Unos segundos antes de que los soldados lo molieran a palos, dejándolo al borde de la muerte, Szmulek confesó, por fin, que sí, que era judío. Hacía pocos minutos que había entrado, como otras veces, en el recinto donde se reunían los militares alemanes para descansar. Allí, hincaba las rodillas en el suelo y, con su trapo y su propia saliva, limpiaba las botas de los soldados, llenas de barro y polvo. Cuando había suerte, los militares, además de darle puntapiés, de empujarlo y de reírse de él, como de los otros niños polacos, también le tiraban migajas de pan al suelo. Esa era su anhelada recompensa. Para alguien con hambre permanente en el otoño polaco de 1942, no era una menor. 

Szmulek sabía, tal y como sus padres le habían advertido, que no debía usar el hebreo nunca, solo la lengua polaca. Y que si alguien decía “Juden”, él debía escupir como si le diera asco. Aquel día, las botas de uno de los soldados estaban especialmente sucias; el hombre primero escudriñó a Szmulek mientras este hacía su trabajo, y luego lo cogió del pelo y lo levantó en el aire preguntándole al mismo tiempo con toda hostilidad: “¿Juden?, ¿Juden?” El niño no podía hablar, pero intentaba negar con la cabeza, y hacía el signo de la cruz con la mano. Pero el soldado no le creía. 

Entonces se acercó alguien desde atrás y, en hebreo, con una voz suave, le preguntó: 

“¿A que no, chico, a que no eres judío?” Szmulek supo que había cometido la mayor equivocación de su vida en cuanto empezó a contestar, porque aunque negaba que era judío… lo hacía en hebreo.

Los militares se enfurecieron, los desnudaron y comprobaron que estaba circuncidado. Y fue entonces cuando ya le dio igual: “sí, soy judío”. Ya lo estaban matando, casi, entre varios, y él quería que aquello acabara cuanto antes. Szmulek tenía entonces 9 años.

Su equivocación lingüística le valió, además de la brutal paliza, una plaza en un campo de concentración. Contra todo pronóstico, y contra toda lógica, el niño sobrevivió a ese y a otros nueve campos nazis.

Szmulek, ahora Steve, cuenta su trágica historia en Sobrevivir (Kailas, 2018), porque teme que la gente olvide lo que sucedió hace tan solo unas décadas. En una Europa en la que los nacionalismos parecen resurgir peligrosamente, resulta más necesario que nunca recordar adónde conducen la ignorancia y la majadería de algunos pueblos, y de algunos gobernantes, al sentirse superiores a otros.

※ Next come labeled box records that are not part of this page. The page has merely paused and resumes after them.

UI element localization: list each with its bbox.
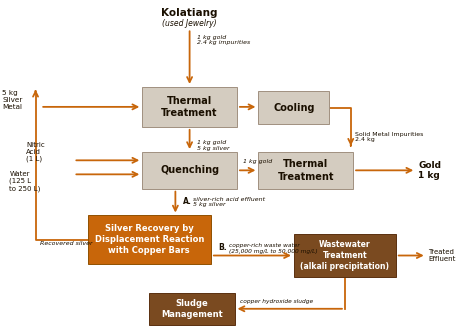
Text: B.: B. bbox=[218, 243, 227, 252]
Text: Thermal
Treatment: Thermal Treatment bbox=[161, 96, 218, 118]
FancyBboxPatch shape bbox=[258, 152, 353, 189]
Text: Recovered silver: Recovered silver bbox=[40, 241, 93, 245]
Text: Water
(125 L
to 250 L): Water (125 L to 250 L) bbox=[9, 171, 41, 191]
Text: Gold
1 kg: Gold 1 kg bbox=[418, 161, 441, 180]
Text: 1 kg gold: 1 kg gold bbox=[243, 160, 272, 164]
FancyBboxPatch shape bbox=[142, 87, 237, 127]
Text: (used Jewelry): (used Jewelry) bbox=[162, 19, 217, 28]
FancyBboxPatch shape bbox=[294, 234, 396, 277]
FancyBboxPatch shape bbox=[149, 293, 235, 325]
Text: Solid Metal Impurities
2.4 kg: Solid Metal Impurities 2.4 kg bbox=[355, 132, 423, 142]
Text: Quenching: Quenching bbox=[160, 165, 219, 175]
Text: copper hydroxide sludge: copper hydroxide sludge bbox=[240, 299, 313, 304]
Text: 1 kg gold
5 kg silver: 1 kg gold 5 kg silver bbox=[197, 140, 229, 151]
Text: 5 kg
Silver
Metal: 5 kg Silver Metal bbox=[2, 90, 23, 110]
Text: Wastewater
Treatment
(alkali precipitation): Wastewater Treatment (alkali precipitati… bbox=[301, 240, 389, 271]
Text: silver-rich acid effluent
5 kg silver: silver-rich acid effluent 5 kg silver bbox=[193, 197, 265, 207]
FancyBboxPatch shape bbox=[258, 91, 329, 124]
FancyBboxPatch shape bbox=[88, 215, 211, 264]
Text: Nitric
Acid
(1 L): Nitric Acid (1 L) bbox=[26, 142, 45, 162]
Text: Treated
Effluent: Treated Effluent bbox=[428, 249, 456, 262]
Text: 1 kg gold
2.4 kg impurities: 1 kg gold 2.4 kg impurities bbox=[197, 35, 250, 45]
Text: Silver Recovery by
Displacement Reaction
with Copper Bars: Silver Recovery by Displacement Reaction… bbox=[95, 224, 204, 255]
Text: Cooling: Cooling bbox=[273, 103, 315, 113]
Text: copper-rich waste water
(25,000 mg/L to 50,000 mg/L): copper-rich waste water (25,000 mg/L to … bbox=[229, 243, 318, 254]
Text: Thermal
Treatment: Thermal Treatment bbox=[277, 159, 334, 182]
FancyBboxPatch shape bbox=[142, 152, 237, 189]
Text: Kolatiang: Kolatiang bbox=[161, 8, 218, 18]
Text: A.: A. bbox=[182, 197, 191, 205]
Text: Sludge
Management: Sludge Management bbox=[161, 299, 223, 319]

A sus 92 años, Steve Ross aún difícilmente puede escapar de los recuerdos de cinco años de humillaciones, hambre y miserias que los demás solo en un ejercicio extremadamente laborioso podríamos imaginar. 

En su libro, relata muchas de esas penurias, pero también expone cómo encontró esperanza en Auschwitz, un tenebroso lugar que dejaba muy poco espacio, tal vez ninguno, para sentirse esperanzado. 

La memoria de este ser excepcional es tan valiosa, y tan fascinante, que nadie debería dejar de leerla; tan dramática, que resulta imprescindible recordar que no es en absoluto imposible que aquellos tiempos oscuros tan vigentes en la cabeza de Ross, o del niño Szmulek, pudieran regresar.